En matière d’accident corporel, il est faible puisque nous avons ce que j’appelle la règle des 80 : 80 % des accidents de chasse ont lieu à moins de 80 mètres (toutes armes confondues). Mais il ne faut pas oublier qu’un tir peut être létal à 2 kilomètres. J’ai en mémoire un chasseur qui tire à 73 mètres depuis un mirador, sa balle touche le sol, ricoche et 400 mètres plus loin va casser une vitre d’habitation, sans faire de victime. Et cette année, un posté a été tué par un tir direct à 800 mètres. À ma connaissance, l’impact le plus long fut à plus de 1300 mètres. Mais dans ce dernier cas cité, on ne parle pas d’accident de chasse, mais d’incident de chasse. Si, par définition, ils n’occasionnent pas de blessures corporelles, leurs conséquences dramatiques doivent être prises très au sérieux.
Pourquoi un tir qui ne blesse pas peut-il être dramatique ?
Pour qu’il y ait accident de chasse, il faut une blessure corporelle qui soit liée à un tir d’arme de chasse. L’incident est qualifié dès lors qu’il y a un tir qui occasionne des dégâts matériels. La plupart des incidents concernent des non-chasseurs. Imaginez ce que peut ressentir une personne lorsqu’elle se rend compte qu’une balle a traversé son véhicule. Les conséquences sur l’image de la chasse ou des chasseurs sont irréparables ! Et les incidents nous inquiètent particulièrement puisque si les accidents baissent, les incidents, eux, augmentent. Nous en avons recensé 74 l’année dernière (37 véhicules touchés) contre 42 l’année précédente.

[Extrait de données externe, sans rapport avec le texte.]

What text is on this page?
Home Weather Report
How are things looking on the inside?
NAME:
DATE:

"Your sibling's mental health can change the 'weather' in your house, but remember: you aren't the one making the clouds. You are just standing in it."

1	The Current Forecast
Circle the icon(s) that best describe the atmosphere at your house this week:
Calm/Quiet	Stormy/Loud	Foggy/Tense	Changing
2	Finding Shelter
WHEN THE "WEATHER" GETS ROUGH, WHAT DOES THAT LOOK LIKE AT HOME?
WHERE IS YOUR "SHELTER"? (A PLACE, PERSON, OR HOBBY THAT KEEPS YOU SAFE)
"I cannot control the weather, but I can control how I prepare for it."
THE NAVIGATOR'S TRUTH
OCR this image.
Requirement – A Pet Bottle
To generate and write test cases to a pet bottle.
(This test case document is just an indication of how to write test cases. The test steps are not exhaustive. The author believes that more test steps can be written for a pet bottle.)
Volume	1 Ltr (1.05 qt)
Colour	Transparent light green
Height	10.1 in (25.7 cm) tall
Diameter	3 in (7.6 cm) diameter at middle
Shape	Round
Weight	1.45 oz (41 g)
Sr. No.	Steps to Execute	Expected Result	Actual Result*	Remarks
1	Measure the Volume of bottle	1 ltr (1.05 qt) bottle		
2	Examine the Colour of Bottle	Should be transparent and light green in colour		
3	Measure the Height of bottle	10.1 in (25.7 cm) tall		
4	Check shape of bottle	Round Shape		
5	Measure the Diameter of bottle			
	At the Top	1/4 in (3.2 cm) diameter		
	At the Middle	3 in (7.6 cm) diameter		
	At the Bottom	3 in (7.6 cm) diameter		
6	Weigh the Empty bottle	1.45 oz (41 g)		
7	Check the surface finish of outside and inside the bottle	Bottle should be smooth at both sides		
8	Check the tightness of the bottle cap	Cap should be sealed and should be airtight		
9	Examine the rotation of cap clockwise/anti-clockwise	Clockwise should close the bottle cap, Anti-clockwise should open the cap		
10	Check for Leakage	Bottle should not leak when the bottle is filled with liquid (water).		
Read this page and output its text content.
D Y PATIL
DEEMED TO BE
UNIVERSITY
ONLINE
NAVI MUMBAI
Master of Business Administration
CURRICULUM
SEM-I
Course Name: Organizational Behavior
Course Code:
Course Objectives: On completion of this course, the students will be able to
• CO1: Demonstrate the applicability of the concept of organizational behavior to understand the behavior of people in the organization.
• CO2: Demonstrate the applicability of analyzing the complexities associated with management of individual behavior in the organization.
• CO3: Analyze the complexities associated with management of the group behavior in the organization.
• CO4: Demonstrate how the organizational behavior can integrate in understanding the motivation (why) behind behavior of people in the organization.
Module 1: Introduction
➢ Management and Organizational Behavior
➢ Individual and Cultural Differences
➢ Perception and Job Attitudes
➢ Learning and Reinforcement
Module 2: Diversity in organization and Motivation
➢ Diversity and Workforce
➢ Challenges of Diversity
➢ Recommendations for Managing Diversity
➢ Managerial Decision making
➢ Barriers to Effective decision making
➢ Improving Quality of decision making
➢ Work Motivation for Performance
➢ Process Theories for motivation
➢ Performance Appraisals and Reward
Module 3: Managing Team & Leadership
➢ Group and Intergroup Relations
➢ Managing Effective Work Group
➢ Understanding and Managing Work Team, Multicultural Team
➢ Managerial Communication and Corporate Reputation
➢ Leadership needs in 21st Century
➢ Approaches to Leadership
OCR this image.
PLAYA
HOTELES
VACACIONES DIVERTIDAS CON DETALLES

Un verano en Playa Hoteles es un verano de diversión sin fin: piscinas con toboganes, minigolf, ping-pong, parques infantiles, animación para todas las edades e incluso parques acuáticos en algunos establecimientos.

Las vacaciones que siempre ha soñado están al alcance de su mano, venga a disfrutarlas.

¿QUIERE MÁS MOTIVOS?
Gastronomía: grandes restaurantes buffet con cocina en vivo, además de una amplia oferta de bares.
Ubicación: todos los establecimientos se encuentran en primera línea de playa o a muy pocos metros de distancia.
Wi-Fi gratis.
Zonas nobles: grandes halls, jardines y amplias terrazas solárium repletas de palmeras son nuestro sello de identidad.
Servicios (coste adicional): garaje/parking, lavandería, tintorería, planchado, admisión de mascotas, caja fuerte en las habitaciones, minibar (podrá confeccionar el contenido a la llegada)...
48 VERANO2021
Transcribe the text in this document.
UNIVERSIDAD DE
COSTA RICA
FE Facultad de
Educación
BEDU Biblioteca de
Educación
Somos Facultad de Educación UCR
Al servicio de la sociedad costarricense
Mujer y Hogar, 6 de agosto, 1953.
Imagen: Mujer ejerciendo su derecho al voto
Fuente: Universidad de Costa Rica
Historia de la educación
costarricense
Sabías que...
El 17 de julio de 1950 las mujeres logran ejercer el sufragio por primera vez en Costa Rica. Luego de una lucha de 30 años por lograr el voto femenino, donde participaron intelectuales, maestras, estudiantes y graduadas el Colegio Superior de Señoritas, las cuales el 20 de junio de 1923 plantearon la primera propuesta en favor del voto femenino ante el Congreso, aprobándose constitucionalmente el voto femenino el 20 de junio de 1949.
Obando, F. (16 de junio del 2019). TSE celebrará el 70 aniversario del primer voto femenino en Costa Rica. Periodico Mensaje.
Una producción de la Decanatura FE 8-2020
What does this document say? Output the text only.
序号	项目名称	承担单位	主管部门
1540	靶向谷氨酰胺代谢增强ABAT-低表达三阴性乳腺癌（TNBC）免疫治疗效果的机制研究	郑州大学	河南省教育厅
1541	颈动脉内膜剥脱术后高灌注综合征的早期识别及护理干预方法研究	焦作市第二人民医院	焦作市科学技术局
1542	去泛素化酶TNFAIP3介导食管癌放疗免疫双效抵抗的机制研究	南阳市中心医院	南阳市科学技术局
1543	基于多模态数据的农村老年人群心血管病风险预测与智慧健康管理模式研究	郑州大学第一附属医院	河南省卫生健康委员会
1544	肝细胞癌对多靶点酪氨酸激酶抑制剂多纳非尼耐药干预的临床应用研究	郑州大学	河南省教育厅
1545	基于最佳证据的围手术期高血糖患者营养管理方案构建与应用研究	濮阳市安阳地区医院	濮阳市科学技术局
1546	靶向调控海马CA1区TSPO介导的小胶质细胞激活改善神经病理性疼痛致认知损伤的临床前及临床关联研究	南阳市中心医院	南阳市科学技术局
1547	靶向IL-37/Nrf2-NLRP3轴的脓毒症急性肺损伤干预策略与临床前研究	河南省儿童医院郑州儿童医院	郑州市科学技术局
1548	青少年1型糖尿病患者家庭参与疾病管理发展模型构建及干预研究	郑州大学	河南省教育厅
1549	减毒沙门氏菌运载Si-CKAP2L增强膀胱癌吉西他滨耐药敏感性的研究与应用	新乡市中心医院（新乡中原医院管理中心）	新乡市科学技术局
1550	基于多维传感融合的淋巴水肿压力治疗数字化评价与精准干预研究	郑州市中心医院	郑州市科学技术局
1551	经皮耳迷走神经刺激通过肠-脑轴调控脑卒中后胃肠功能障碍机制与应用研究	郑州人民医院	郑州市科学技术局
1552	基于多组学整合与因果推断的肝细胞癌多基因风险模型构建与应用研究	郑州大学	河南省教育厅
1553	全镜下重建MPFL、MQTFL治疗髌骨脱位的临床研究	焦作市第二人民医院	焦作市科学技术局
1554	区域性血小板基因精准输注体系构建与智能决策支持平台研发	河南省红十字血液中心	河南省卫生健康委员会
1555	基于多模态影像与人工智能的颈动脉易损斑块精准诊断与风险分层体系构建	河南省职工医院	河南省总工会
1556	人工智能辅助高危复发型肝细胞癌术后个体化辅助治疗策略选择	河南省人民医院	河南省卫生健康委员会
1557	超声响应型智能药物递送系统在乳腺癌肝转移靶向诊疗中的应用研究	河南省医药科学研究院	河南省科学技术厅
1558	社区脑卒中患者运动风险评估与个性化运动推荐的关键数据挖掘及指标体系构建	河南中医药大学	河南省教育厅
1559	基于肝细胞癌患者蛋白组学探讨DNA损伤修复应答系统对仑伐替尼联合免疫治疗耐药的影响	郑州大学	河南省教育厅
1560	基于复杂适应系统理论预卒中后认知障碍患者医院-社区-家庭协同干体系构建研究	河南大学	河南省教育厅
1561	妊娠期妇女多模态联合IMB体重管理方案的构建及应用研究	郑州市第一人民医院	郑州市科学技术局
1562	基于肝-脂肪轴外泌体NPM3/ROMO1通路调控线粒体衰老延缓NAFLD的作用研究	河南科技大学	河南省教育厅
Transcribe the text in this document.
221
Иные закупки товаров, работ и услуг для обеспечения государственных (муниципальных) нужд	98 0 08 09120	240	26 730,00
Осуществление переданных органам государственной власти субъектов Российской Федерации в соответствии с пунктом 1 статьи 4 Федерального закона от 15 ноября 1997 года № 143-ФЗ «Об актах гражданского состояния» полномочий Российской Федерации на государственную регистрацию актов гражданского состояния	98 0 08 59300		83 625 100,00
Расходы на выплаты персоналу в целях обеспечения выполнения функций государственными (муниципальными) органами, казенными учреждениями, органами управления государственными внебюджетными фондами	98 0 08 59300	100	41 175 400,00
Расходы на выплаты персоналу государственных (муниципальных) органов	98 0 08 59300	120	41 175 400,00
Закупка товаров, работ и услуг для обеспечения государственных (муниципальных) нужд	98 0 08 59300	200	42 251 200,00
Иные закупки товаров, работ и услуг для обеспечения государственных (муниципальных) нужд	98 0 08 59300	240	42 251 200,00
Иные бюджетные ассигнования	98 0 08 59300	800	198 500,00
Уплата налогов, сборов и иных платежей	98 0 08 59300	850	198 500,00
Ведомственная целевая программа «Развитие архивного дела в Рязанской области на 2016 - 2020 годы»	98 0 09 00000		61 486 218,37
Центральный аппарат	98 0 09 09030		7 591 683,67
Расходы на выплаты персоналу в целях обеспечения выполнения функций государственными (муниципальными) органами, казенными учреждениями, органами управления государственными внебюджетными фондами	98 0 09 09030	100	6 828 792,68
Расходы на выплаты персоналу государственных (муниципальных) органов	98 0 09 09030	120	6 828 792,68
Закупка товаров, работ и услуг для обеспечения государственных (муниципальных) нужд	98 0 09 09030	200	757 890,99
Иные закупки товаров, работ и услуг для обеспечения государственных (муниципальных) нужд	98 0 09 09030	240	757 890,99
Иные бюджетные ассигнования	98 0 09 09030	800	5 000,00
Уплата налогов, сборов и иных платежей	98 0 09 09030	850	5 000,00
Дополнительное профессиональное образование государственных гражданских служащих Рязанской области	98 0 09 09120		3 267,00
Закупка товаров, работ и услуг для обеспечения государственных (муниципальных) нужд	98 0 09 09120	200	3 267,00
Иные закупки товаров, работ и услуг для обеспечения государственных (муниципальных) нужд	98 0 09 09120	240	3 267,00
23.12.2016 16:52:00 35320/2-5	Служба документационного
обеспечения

Entre autres causes, citons les sangliers qui se rapprochent des maisons et des territoires de plus en plus morcelés. Les balles qui traversent les autoroutes ne sont pas décomptées, seules celles qui percutent des véhicules le sont. Qui ne connaît pas de chasseurs qui a déjà avoué avoir « entendu une balle siffler » ?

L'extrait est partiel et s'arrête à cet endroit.